Building Self-Healing ML Systems

The SRE Runbook Problem

SRE teams write runbooks: step-by-step procedures for responding to incidents. “When alert X fires, do steps 1, 2, 3.” The good teams automate those runbooks into code.

ML systems have an analogous runbook: “When model drift is detected, retrain the model on fresh data, evaluate it against quality gates, promote it if it passes, notify the team.” Most ML teams do this manually. Automating it is the goal of Phase 9.

Argo Events Architecture

Argo Events is a separate system from Argo Workflows. Its job is to listen for events and trigger workflows in response.

[Prometheus Alert] → [Argo Events EventSource] → [Sensor] → [Trigger] → [Argo Workflow]

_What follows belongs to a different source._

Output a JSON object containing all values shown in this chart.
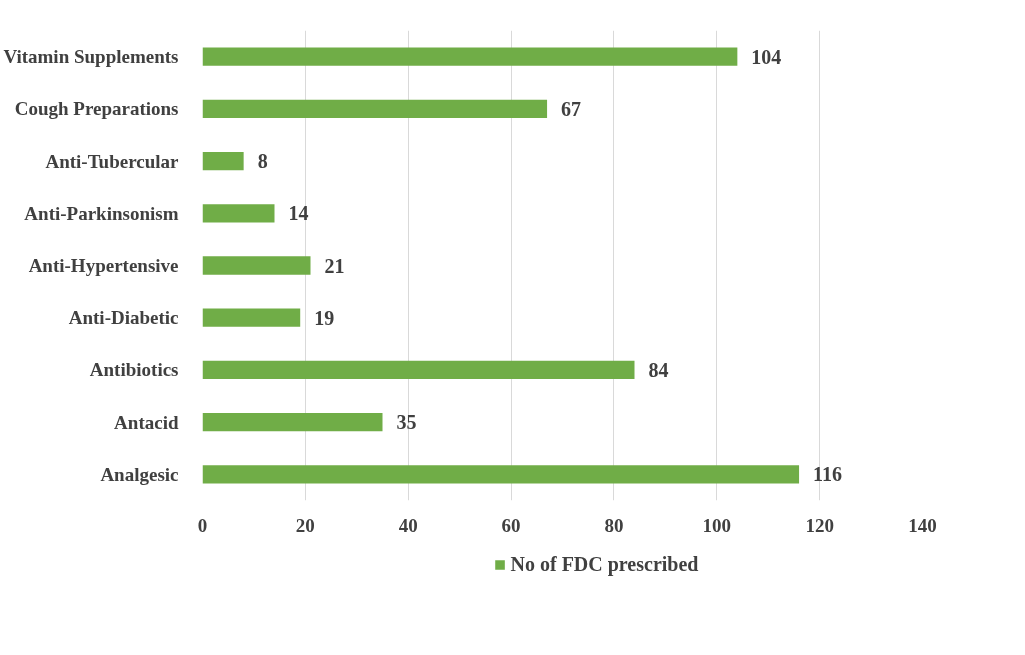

The EventSource listens on a webhook endpoint. Alertmanager (configured to send webhook notifications) POSTs to that endpoint when a drift alert fires. The Sensor evaluates conditions and fires the Trigger, which submits the retraining Workflow.

The EventSource

apiVersion: argoproj.io/v1alpha1
kind: EventSource
metadata:
  name: drift-alert
spec:
  webhook:
    drift-detected:
      port: "12000"
      endpoint: /drift
      method: POST

The Sensor and Trigger

apiVersion: argoproj.io/v1alpha1
kind: Sensor
metadata:
  name: model-retrain
spec:
  dependencies:
    - name: drift-event
      eventSourceName: drift-alert
      eventName: drift-detected
  triggers:
    - template:
        name: retrain-workflow
        argoWorkflow:
          operation: submit
          source:
            resource:
              apiVersion: argoproj.io/v1alpha1
              kind: Workflow
              metadata:
                generateName: retrain-
              spec:
                workflowTemplateRef:
                  name: model-retrain-pipeline

Quality Gates Still Apply

Self-healing doesn’t mean unconditional retraining. The retrain workflow includes the same quality gates as the CI pipeline. If the new model is worse than the current production model, it fails the gate and the current model stays deployed. A human gets notified.

Automation that can make things worse without human review is not self-healing — it’s chaos engineering on yourself.